I have to admit, I went to the program because I wasn’t sure I necessarily understood what the term “Deliberative Democracy” meant. But after listening Matt Leighninger, the Executive Director of The Deliberative Democracy Consortium, I began to understand that deliberative democracy is the attempt to strengthen the voices of citizens in governance issues by including people of all races, classes and ages in an attempt to directly affect public decisions. The importance is placed on citizens influencing policy and resources decisions in ways that impact their own lives and their future. It’s particularly interesting to talk about these issues in light of new technology platforms and its ability to bring people together. Although admittedly, the digital divide itself is a serious barrier to many of the communities that would benefit most from its use.
As a funder, it’s important to see the tenets of deliberative democracy play out amongst the projects we support. The ideas of community building and grassroots organizing are important no matter what the bigger programmatic goals of a foundation are.

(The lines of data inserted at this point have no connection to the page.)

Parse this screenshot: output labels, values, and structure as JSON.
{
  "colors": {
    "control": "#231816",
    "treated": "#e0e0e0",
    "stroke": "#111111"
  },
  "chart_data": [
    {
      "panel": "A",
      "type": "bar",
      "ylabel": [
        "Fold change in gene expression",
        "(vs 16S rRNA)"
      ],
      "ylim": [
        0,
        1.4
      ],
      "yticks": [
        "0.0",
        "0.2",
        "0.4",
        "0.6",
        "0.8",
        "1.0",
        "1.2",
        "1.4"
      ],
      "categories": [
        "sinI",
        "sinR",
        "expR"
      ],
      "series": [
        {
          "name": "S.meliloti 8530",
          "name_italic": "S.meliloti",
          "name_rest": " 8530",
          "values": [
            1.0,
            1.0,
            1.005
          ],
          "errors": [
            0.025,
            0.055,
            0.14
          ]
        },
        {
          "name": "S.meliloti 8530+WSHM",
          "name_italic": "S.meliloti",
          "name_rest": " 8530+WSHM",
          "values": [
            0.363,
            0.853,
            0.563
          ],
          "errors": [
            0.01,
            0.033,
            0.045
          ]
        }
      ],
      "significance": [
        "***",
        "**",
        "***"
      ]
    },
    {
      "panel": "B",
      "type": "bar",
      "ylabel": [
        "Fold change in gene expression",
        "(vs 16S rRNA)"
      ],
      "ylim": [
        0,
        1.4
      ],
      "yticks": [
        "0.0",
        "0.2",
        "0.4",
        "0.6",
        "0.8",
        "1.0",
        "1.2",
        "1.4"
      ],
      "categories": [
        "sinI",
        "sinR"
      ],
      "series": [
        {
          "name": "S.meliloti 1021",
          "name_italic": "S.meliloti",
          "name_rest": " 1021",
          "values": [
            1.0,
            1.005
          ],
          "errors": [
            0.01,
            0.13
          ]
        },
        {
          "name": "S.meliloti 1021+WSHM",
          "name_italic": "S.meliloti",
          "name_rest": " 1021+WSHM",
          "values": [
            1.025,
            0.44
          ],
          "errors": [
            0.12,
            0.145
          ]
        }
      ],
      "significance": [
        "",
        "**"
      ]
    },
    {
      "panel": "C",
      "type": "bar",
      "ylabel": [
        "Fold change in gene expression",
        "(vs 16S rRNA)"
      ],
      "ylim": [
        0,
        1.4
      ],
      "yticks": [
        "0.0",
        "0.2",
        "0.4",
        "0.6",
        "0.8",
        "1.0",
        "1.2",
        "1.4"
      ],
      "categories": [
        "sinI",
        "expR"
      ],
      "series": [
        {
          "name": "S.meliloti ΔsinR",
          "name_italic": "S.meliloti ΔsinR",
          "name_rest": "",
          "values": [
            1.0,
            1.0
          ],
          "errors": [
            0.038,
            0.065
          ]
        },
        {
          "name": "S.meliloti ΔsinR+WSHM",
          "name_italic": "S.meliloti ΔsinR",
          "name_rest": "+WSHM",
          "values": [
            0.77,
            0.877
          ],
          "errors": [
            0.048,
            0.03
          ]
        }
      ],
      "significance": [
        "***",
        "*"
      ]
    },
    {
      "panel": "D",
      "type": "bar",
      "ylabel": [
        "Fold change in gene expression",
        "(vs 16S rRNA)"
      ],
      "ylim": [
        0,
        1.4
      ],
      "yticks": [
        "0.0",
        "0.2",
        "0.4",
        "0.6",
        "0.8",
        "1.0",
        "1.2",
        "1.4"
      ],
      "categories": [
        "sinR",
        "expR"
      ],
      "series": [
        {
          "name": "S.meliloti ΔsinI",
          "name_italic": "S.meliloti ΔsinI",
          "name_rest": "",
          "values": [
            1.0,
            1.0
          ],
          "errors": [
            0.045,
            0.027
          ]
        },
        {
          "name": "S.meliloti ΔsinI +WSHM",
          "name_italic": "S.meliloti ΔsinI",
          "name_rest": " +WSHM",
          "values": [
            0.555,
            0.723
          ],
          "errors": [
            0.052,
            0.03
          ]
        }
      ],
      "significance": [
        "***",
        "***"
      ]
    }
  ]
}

In addition to hearing several case studies on how deliberative democracy has worked in several different communities, the group came up with some good questions that we need to think about further. How do you actively engage citizens beyond simply voting? How do you work across racial and socio-economic barriers to bring people together? What are the barriers to working with local communities?
Although these questions have no easy answers, judging by the amount of people in the room, there is a growing recognition of the need for citizen input, coalition building and moving forward with the notion of a small “d” democracy.